Time-to-Event Modeling with Pseudo-Observations in Federated Settings

This paper proposes a one-shot, privacy-preserving federated framework for time-to-event analysis that utilizes pseudo-observations and a covariate-wise debiasing procedure to achieve flexible, accurate modeling of both proportional and non-proportional hazards without requiring iterative communication or pooling individual-level data.

Hyojung Jang, Malcolm Risk, Yaojie Wang, Norrina Bai Allen, Xu Shi, Lili Zhao

Published Wed, 11 Ma
📖 5 min read🧠 Deep dive

Imagine a group of doctors from different hospitals across a city who want to answer a big question: "What factors make children more likely to become obese, and how does that risk change as they grow up?"

To get a clear answer, they need to look at data from thousands of kids. But there's a problem: Privacy laws (like HIPAA) say they cannot send the private medical records of individual children to a central computer. They can't mix their data together like pouring different cups of water into one big bucket.

This paper introduces a clever new way to solve this puzzle without ever sharing the private "cups of water."

The Old Way vs. The New Way

The Old Way (The "Shared Blueprint" Problem):
Previously, if hospitals wanted to work together, they often had to share a list of exactly when specific events happened (e.g., "Patient A got sick on Tuesday, Patient B on Friday"). Even though they didn't share names, sharing these specific dates could sometimes reveal sensitive details about the patients. Also, older methods often assumed that the risk factors stayed the same forever (like saying "being overweight is always twice as dangerous"), which isn't always true in real life.

The New Way (The "Ghostly Summaries" Approach):
The authors created a method called Federated Survival Analysis with Site-Level Heterogeneity Adjustment. That's a mouthful, so let's break it down with an analogy.

1. The "Ghostly Summaries" (Pseudo-Observations)

Instead of sending patient records, each hospital calculates a "summary score" for every single patient based on a shared, anonymous map of the overall situation.

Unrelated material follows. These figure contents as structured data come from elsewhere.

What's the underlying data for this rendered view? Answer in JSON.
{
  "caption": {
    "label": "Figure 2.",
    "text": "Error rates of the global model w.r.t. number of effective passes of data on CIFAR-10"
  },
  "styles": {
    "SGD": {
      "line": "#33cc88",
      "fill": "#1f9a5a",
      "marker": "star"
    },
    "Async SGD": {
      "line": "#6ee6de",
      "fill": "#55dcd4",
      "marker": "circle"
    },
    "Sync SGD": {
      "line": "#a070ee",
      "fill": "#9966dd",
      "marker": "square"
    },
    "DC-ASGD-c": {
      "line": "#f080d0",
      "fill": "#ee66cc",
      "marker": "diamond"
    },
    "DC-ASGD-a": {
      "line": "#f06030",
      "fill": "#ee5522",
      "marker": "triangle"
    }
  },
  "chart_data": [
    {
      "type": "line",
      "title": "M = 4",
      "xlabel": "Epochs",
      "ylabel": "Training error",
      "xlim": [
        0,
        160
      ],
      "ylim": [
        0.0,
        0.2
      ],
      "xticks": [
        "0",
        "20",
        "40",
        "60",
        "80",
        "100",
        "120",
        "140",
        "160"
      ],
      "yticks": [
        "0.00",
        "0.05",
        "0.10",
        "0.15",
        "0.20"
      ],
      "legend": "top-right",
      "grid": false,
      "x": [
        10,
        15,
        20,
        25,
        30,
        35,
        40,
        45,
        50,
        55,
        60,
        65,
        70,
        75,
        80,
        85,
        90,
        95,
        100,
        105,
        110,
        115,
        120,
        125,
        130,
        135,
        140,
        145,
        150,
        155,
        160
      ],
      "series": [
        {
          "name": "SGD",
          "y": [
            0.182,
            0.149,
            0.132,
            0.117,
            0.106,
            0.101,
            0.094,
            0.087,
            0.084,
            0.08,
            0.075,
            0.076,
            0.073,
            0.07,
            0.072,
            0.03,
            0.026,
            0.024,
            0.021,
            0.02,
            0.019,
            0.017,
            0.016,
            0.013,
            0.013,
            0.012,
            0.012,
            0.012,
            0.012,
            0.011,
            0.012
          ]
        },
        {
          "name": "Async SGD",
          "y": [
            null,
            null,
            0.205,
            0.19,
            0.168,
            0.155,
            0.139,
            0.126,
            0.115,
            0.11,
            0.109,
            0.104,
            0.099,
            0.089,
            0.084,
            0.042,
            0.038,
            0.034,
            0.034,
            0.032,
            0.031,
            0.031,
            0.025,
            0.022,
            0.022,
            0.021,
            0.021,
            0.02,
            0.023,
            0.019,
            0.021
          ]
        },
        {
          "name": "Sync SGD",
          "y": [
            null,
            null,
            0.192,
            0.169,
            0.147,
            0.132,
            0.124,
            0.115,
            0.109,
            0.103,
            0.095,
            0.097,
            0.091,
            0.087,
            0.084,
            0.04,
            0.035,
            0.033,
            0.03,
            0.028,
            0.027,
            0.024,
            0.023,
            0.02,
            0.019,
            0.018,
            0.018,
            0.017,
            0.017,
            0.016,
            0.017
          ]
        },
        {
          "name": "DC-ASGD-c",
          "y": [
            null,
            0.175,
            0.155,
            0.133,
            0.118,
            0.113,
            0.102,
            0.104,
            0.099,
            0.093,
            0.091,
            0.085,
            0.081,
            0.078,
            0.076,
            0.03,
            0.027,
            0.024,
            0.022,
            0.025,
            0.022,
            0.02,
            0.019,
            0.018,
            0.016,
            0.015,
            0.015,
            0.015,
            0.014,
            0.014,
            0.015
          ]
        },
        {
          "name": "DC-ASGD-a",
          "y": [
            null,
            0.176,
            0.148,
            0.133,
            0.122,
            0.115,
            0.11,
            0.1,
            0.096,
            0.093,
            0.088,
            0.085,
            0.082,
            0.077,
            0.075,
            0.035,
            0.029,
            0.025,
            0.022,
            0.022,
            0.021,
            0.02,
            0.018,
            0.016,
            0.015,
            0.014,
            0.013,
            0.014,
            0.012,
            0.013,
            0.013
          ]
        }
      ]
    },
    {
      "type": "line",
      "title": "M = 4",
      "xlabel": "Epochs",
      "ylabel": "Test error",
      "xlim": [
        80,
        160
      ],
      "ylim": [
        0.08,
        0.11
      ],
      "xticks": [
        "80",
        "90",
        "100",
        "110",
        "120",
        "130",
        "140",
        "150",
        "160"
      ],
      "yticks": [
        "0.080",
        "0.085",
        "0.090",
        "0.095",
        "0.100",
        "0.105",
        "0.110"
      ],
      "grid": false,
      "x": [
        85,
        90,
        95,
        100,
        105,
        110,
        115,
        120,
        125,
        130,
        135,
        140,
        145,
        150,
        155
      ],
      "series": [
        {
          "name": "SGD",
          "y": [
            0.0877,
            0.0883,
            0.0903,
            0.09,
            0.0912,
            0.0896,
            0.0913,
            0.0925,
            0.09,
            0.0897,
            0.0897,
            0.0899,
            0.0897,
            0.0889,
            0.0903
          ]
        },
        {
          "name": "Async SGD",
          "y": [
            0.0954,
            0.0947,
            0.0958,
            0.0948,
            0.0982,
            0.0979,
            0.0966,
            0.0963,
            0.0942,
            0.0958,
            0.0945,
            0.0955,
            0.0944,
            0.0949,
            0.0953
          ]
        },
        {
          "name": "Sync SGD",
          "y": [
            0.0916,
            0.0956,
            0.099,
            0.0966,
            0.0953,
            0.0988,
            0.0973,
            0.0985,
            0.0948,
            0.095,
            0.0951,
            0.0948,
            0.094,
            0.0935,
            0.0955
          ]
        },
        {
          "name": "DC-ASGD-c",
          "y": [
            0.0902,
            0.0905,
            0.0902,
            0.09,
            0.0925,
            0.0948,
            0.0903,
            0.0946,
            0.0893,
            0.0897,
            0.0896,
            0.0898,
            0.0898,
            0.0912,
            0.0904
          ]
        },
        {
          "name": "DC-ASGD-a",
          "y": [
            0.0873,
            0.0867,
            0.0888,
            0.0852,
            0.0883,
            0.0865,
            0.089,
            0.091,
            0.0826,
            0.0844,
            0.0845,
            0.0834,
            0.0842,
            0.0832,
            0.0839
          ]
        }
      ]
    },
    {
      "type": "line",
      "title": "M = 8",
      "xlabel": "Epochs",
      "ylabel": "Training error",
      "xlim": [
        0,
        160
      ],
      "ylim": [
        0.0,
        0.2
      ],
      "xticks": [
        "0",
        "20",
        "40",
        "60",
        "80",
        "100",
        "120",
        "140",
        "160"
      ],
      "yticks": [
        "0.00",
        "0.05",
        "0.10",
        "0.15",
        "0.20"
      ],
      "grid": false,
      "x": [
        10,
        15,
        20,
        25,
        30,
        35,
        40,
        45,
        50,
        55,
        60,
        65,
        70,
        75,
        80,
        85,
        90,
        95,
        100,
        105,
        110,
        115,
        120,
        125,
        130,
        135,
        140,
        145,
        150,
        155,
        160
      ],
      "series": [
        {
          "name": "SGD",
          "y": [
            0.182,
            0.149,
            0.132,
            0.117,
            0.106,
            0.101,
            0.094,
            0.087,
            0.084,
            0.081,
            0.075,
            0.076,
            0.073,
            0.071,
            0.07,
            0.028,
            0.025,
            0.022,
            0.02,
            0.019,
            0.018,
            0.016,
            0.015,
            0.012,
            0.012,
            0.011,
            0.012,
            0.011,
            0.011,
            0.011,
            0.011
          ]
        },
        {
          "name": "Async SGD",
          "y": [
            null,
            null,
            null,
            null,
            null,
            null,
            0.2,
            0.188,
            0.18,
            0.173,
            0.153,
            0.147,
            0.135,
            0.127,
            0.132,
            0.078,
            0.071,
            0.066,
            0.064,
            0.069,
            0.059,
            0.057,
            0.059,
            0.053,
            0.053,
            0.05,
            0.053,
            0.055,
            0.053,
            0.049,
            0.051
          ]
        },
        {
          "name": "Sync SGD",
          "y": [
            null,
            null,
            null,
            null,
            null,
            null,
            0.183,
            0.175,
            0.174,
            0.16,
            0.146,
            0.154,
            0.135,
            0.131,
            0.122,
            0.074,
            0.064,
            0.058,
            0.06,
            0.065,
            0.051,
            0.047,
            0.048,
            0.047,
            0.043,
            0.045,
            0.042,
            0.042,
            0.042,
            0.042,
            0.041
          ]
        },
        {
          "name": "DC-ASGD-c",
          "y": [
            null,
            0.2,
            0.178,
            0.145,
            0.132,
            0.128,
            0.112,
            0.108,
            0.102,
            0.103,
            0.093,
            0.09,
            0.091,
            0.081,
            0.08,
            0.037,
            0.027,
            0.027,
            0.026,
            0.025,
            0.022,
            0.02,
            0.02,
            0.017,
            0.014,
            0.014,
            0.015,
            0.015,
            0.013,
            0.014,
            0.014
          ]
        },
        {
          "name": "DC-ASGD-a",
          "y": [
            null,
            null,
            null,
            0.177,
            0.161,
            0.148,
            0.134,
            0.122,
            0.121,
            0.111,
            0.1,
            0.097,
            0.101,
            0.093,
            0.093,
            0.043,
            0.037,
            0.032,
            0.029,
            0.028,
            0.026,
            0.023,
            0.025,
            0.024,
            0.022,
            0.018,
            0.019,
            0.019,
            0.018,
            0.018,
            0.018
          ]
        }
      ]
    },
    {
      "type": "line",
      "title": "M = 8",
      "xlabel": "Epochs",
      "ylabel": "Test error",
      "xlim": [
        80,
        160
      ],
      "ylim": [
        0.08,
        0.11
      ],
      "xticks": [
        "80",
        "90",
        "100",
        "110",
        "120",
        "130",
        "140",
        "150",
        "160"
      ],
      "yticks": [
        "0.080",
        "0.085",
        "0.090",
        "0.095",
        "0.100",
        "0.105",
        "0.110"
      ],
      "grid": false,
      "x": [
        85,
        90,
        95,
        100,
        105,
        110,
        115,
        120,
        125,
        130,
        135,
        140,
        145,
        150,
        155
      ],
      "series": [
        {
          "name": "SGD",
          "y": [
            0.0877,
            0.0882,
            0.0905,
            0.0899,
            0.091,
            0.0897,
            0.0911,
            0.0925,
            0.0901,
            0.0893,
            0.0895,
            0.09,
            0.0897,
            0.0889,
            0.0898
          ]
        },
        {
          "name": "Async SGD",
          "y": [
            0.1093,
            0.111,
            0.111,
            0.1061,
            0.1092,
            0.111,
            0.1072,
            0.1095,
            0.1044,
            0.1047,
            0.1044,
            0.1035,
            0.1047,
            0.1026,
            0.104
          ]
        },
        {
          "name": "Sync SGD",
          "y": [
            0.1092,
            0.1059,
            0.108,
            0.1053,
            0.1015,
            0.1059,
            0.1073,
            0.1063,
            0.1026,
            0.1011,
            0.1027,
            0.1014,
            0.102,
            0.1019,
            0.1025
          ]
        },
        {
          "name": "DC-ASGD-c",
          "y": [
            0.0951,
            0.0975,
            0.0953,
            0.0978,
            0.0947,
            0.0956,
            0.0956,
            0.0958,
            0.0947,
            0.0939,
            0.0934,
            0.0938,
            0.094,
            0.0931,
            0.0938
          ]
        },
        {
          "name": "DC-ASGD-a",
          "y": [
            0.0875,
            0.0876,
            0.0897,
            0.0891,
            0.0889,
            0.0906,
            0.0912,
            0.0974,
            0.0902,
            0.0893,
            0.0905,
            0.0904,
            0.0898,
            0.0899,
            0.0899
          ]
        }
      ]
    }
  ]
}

  • The Analogy: Imagine every hospital has a local map of their neighborhood. They all agree to use a giant, city-wide map (the Federated Kaplan-Meier estimator) that shows the general traffic patterns.
  • Using this city map, each hospital calculates a "ghostly score" for their local patients. This score tells them, "Based on the city's traffic, this specific patient is likely to encounter a traffic jam at 2 PM."
  • They send these scores (not the patient's name or exact time) to the central team. The central team can now see the patterns without ever seeing the actual cars or drivers.

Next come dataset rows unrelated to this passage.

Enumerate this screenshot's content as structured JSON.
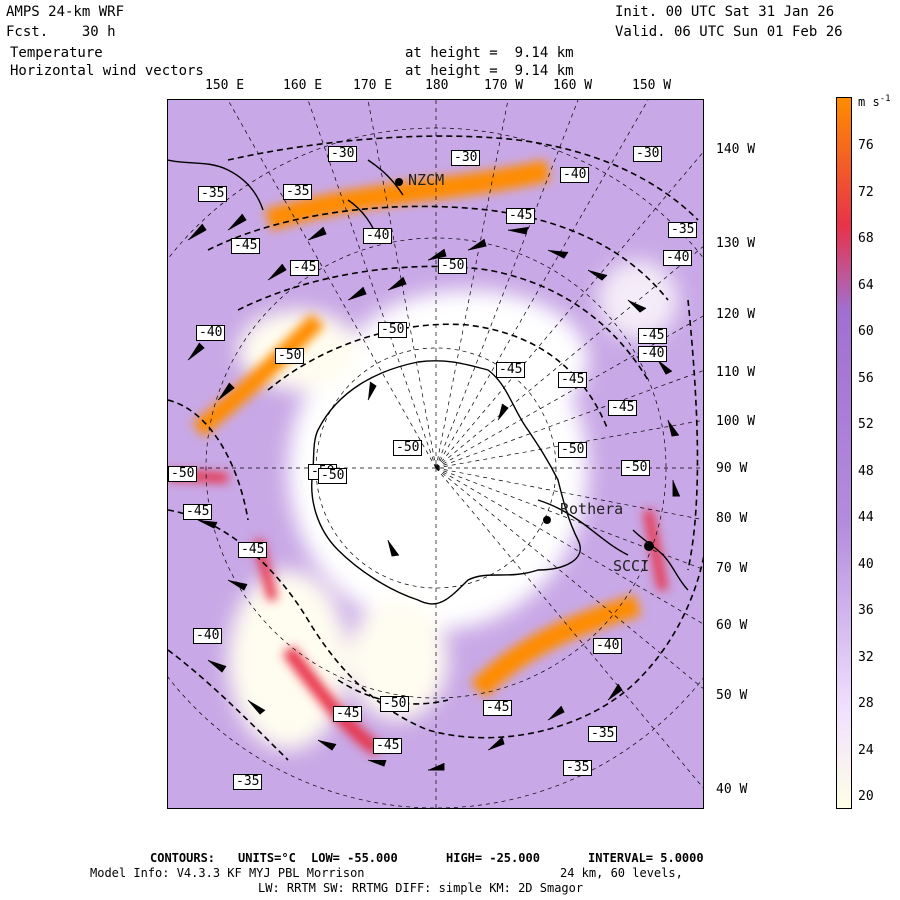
{
  "header": {
    "model": "AMPS 24-km WRF",
    "forecast": "Fcst.    30 h",
    "field1": "Temperature",
    "field2": "Horizontal wind vectors",
    "height1": "at height =  9.14 km",
    "height2": "at height =  9.14 km",
    "init": "Init. 00 UTC Sat 31 Jan 26",
    "valid": "Valid. 06 UTC Sun 01 Feb 26"
  },
  "lon_labels_top": [
    "150 E",
    "160 E",
    "170 E",
    "180",
    "170 W",
    "160 W",
    "150 W"
  ],
  "lat_labels_right": [
    "140 W",
    "130 W",
    "120 W",
    "110 W",
    "100 W",
    "90 W",
    "80 W",
    "70 W",
    "60 W",
    "50 W",
    "40 W"
  ],
  "stations": [
    {
      "name": "NZCM"
    },
    {
      "name": "Rothera"
    },
    {
      "name": "SCCI"
    }
  ],
  "contour_labels": [
    "-30",
    "-35",
    "-35",
    "-30",
    "-40",
    "-30",
    "-40",
    "-45",
    "-45",
    "-35",
    "-40",
    "-40",
    "-45",
    "-50",
    "-50",
    "-50",
    "-45",
    "-40",
    "-50",
    "-45",
    "-45",
    "-50",
    "-50",
    "-50",
    "-50",
    "-45",
    "-50",
    "-45",
    "-45",
    "-40",
    "-40",
    "-50",
    "-45",
    "-45",
    "-45",
    "-35",
    "-35",
    "-35"
  ],
  "colorbar": {
    "unit": "m s",
    "unit_exp": "-1",
    "ticks": [
      "76",
      "72",
      "68",
      "64",
      "60",
      "56",
      "52",
      "48",
      "44",
      "40",
      "36",
      "32",
      "28",
      "24",
      "20"
    ],
    "colors": {
      "low": "#ffffe6",
      "mid": "#b48cdc",
      "high1": "#e8324a",
      "high2": "#ff8c00"
    }
  },
  "footer": {
    "contours_label": "CONTOURS:",
    "units_label": "UNITS=°C",
    "low": "LOW= -55.000",
    "high": "HIGH= -25.000",
    "interval": "INTERVAL=   5.0000",
    "model_info": "Model Info: V4.3.3   KF     MYJ PBL  Morrison",
    "grid": "24 km,   60 levels,",
    "physics": "LW: RRTM SW: RRTMG   DIFF: simple KM: 2D Smagor"
  }
}
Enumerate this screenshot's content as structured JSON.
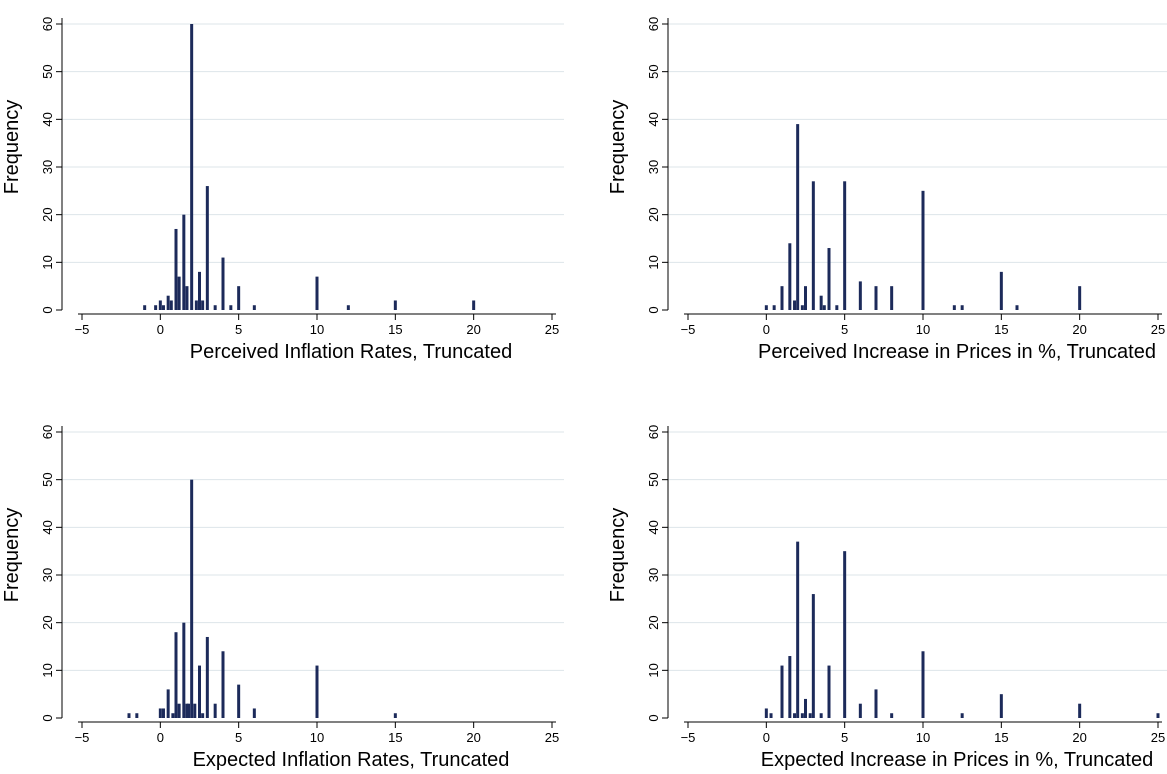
{
  "chart_data": [
    {
      "type": "bar",
      "xlabel": "Perceived Inflation Rates, Truncated",
      "ylabel": "Frequency",
      "xlim": [
        -5,
        25
      ],
      "ylim": [
        0,
        60
      ],
      "xticks": [
        -5,
        0,
        5,
        10,
        15,
        20,
        25
      ],
      "yticks": [
        0,
        10,
        20,
        30,
        40,
        50,
        60
      ],
      "grid": true,
      "bar_color": "#1c2a5a",
      "x": [
        -1,
        -0.3,
        0,
        0.2,
        0.5,
        0.7,
        1,
        1.2,
        1.5,
        1.7,
        2,
        2.3,
        2.5,
        2.7,
        3,
        3.5,
        4,
        4.5,
        5,
        6,
        10,
        12,
        15,
        20
      ],
      "values": [
        1,
        1,
        2,
        1,
        3,
        2,
        17,
        7,
        20,
        5,
        60,
        2,
        8,
        2,
        26,
        1,
        11,
        1,
        5,
        1,
        7,
        1,
        2,
        2
      ]
    },
    {
      "type": "bar",
      "xlabel": "Perceived Increase in Prices in %, Truncated",
      "ylabel": "Frequency",
      "xlim": [
        -5,
        25
      ],
      "ylim": [
        0,
        60
      ],
      "xticks": [
        -5,
        0,
        5,
        10,
        15,
        20,
        25
      ],
      "yticks": [
        0,
        10,
        20,
        30,
        40,
        50,
        60
      ],
      "grid": true,
      "bar_color": "#1c2a5a",
      "x": [
        0,
        0.5,
        1,
        1.5,
        1.8,
        2,
        2.3,
        2.5,
        3,
        3.5,
        3.7,
        4,
        4.5,
        5,
        6,
        7,
        8,
        10,
        12,
        12.5,
        15,
        16,
        20
      ],
      "values": [
        1,
        1,
        5,
        14,
        2,
        39,
        1,
        5,
        27,
        3,
        1,
        13,
        1,
        27,
        6,
        5,
        5,
        25,
        1,
        1,
        8,
        1,
        5
      ]
    },
    {
      "type": "bar",
      "xlabel": "Expected Inflation Rates, Truncated",
      "ylabel": "Frequency",
      "xlim": [
        -5,
        25
      ],
      "ylim": [
        0,
        60
      ],
      "xticks": [
        -5,
        0,
        5,
        10,
        15,
        20,
        25
      ],
      "yticks": [
        0,
        10,
        20,
        30,
        40,
        50,
        60
      ],
      "grid": true,
      "bar_color": "#1c2a5a",
      "x": [
        -2,
        -1.5,
        0,
        0.2,
        0.5,
        0.8,
        1,
        1.2,
        1.5,
        1.7,
        1.8,
        2,
        2.2,
        2.5,
        2.7,
        3,
        3.5,
        4,
        5,
        6,
        10,
        15
      ],
      "values": [
        1,
        1,
        2,
        2,
        6,
        1,
        18,
        3,
        20,
        3,
        3,
        50,
        3,
        11,
        1,
        17,
        3,
        14,
        7,
        2,
        11,
        1
      ]
    },
    {
      "type": "bar",
      "xlabel": "Expected Increase in Prices in %, Truncated",
      "ylabel": "Frequency",
      "xlim": [
        -5,
        25
      ],
      "ylim": [
        0,
        60
      ],
      "xticks": [
        -5,
        0,
        5,
        10,
        15,
        20,
        25
      ],
      "yticks": [
        0,
        10,
        20,
        30,
        40,
        50,
        60
      ],
      "grid": true,
      "bar_color": "#1c2a5a",
      "x": [
        0,
        0.3,
        1,
        1.5,
        1.8,
        2,
        2.3,
        2.5,
        2.8,
        3,
        3.5,
        4,
        5,
        6,
        7,
        8,
        10,
        12.5,
        15,
        20,
        25
      ],
      "values": [
        2,
        1,
        11,
        13,
        1,
        37,
        1,
        4,
        1,
        26,
        1,
        11,
        35,
        3,
        6,
        1,
        14,
        1,
        5,
        3,
        1
      ]
    }
  ]
}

2. The "One-Shot" Conversation

Usually, computers in these networks have to talk back and forth many times to get the answer right (like a game of "Hot and Cold"). This new method is a "One-Shot" approach.

  • The Analogy: Instead of a long phone call, every hospital sends their "ghostly scores" and a few summary numbers in one single email. The central computer puts them together instantly to get the final answer. It's fast, efficient, and keeps the data secure.

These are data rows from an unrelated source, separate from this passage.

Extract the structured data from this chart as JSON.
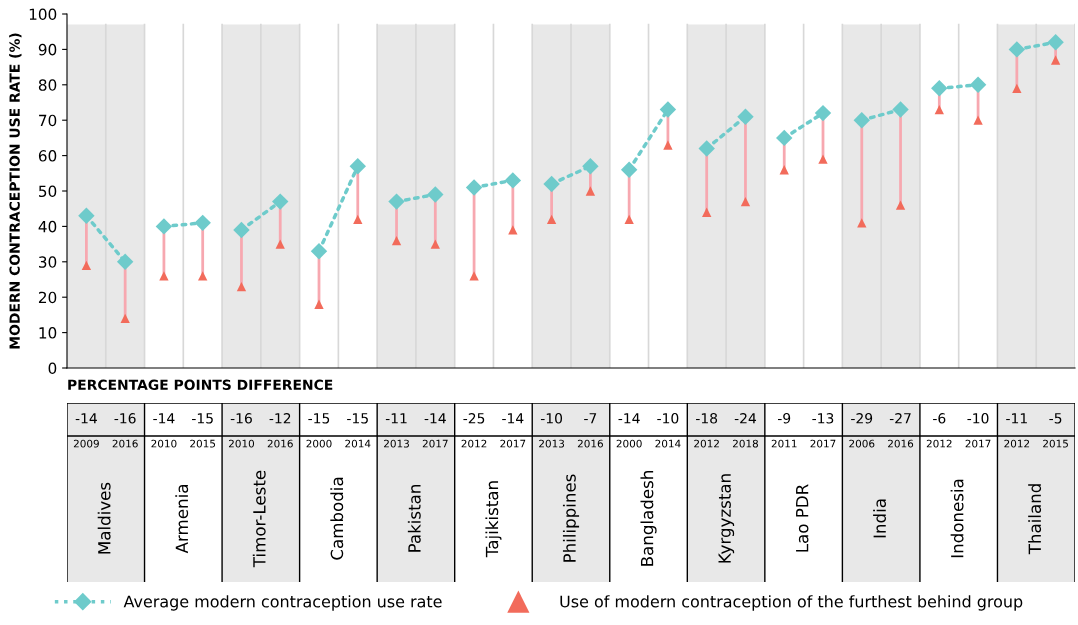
{
  "chart_data": [
    {
      "type": "line",
      "ylabel": "MODERN CONTRACEPTION USE RATE (%)",
      "categories": [
        "2009",
        "2016",
        "2010",
        "2015",
        "2010",
        "2016",
        "2000",
        "2014",
        "2013",
        "2017",
        "2012",
        "2017",
        "2013",
        "2016",
        "2000",
        "2014",
        "2012",
        "2018",
        "2011",
        "2017",
        "2006",
        "2016",
        "2012",
        "2017",
        "2012",
        "2015"
      ],
      "series": [
        {
          "name": "Average modern contraception use rate",
          "type": "line",
          "color": "#6ecbcb",
          "marker": "diamond",
          "line_style": "dotted",
          "values": [
            43,
            30,
            40,
            41,
            39,
            47,
            33,
            57,
            47,
            49,
            51,
            53,
            52,
            57,
            56,
            73,
            62,
            71,
            65,
            72,
            70,
            73,
            79,
            80,
            90,
            92
          ],
          "errors": [
            [
              29,
              43
            ],
            [
              14,
              30
            ],
            [
              26,
              40
            ],
            [
              26,
              41
            ],
            [
              23,
              39
            ],
            [
              35,
              47
            ],
            [
              18,
              33
            ],
            [
              42,
              57
            ],
            [
              36,
              47
            ],
            [
              35,
              49
            ],
            [
              26,
              51
            ],
            [
              39,
              53
            ],
            [
              42,
              52
            ],
            [
              50,
              57
            ],
            [
              42,
              56
            ],
            [
              63,
              73
            ],
            [
              44,
              62
            ],
            [
              47,
              71
            ],
            [
              56,
              65
            ],
            [
              59,
              72
            ],
            [
              41,
              70
            ],
            [
              46,
              73
            ],
            [
              73,
              79
            ],
            [
              70,
              80
            ],
            [
              79,
              90
            ],
            [
              87,
              92
            ]
          ]
        },
        {
          "name": "Use of modern contraception of the furthest behind group",
          "type": "scatter",
          "color": "#f26b5b",
          "marker": "triangle",
          "values": [
            29,
            14,
            26,
            26,
            23,
            35,
            18,
            42,
            36,
            35,
            26,
            39,
            42,
            50,
            42,
            63,
            44,
            47,
            56,
            59,
            41,
            46,
            73,
            70,
            79,
            87
          ]
        }
      ],
      "ylim": [
        0,
        100
      ],
      "yticks": [
        0,
        10,
        20,
        30,
        40,
        50,
        60,
        70,
        80,
        90,
        100
      ],
      "grid": false,
      "legend": "bottom"
    },
    {
      "type": "other",
      "title": "PERCENTAGE POINTS DIFFERENCE",
      "categories": [
        "Maldives",
        "Armenia",
        "Timor-Leste",
        "Cambodia",
        "Pakistan",
        "Tajikistan",
        "Philippines",
        "Bangladesh",
        "Kyrgyzstan",
        "Lao PDR",
        "India",
        "Indonesia",
        "Thailand"
      ],
      "annotations": [
        "-14",
        "-16",
        "-14",
        "-15",
        "-16",
        "-12",
        "-15",
        "-15",
        "-11",
        "-14",
        "-25",
        "-14",
        "-10",
        "-7",
        "-14",
        "-10",
        "-18",
        "-24",
        "-9",
        "-13",
        "-29",
        "-27",
        "-6",
        "-10",
        "-11",
        "-5"
      ]
    }
  ]
}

3. The "Flexible Lens" (No Rigid Rules)

Old methods forced everyone to agree that risks never change over time. This new method is flexible.

  • The Analogy: Imagine looking at a tree through a rigid, square window. You only see a square slice of the tree. This new method uses a flexible, zoomable lens. It can see that a risk factor (like age) might be very dangerous when a child is 5, but less dangerous when they are 10. It captures the story of how risk changes over time, not just a single static number.

4. The "Smart Noise Filter" (Heterogeneity Adjustment)

Sometimes, one hospital might have a weird result just because of bad luck or a small sample size (noise), while another hospital might have a real unique difference because their patients are different (signal).

  • The Analogy: Imagine a choir. Most singers are singing the same note (the global truth). One singer is slightly off-key because they are nervous (noise). Another singer is intentionally singing a different harmony because it's a jazz song (real local difference).
  • The authors built a "Smart Noise Filter." It listens to the choir. If a singer is just slightly off-key due to nervousness, the filter gently nudges them back to the main note. But if a singer is intentionally singing a jazz harmony, the filter says, "Ah, that's a real difference! Let's keep it."
  • This ensures the final result isn't ruined by random errors, but it also doesn't ignore genuine local differences.

The Real-World Test

The team tested this on data from 45,000 children across four hospitals in Chicago (the CAPriCORN network).

  • The Result: Their new method produced answers almost identical to what you would get if all 45,000 records were magically combined in one place (which is illegal).
  • The Discovery: They found that while being overweight is a big risk factor, its impact changes over time. Also, the "Smart Noise Filter" successfully identified that one hospital had a unique pattern for a specific health condition, while smoothing out random errors in the others.

Why This Matters

This paper gives researchers a privacy-preserving superpower. It allows hospitals to collaborate on life-saving research without breaking privacy laws. It's like allowing a group of people to solve a giant jigsaw puzzle together without ever showing each other their individual pieces—instead, they just share the shapes of the edges, and the picture appears perfectly clear.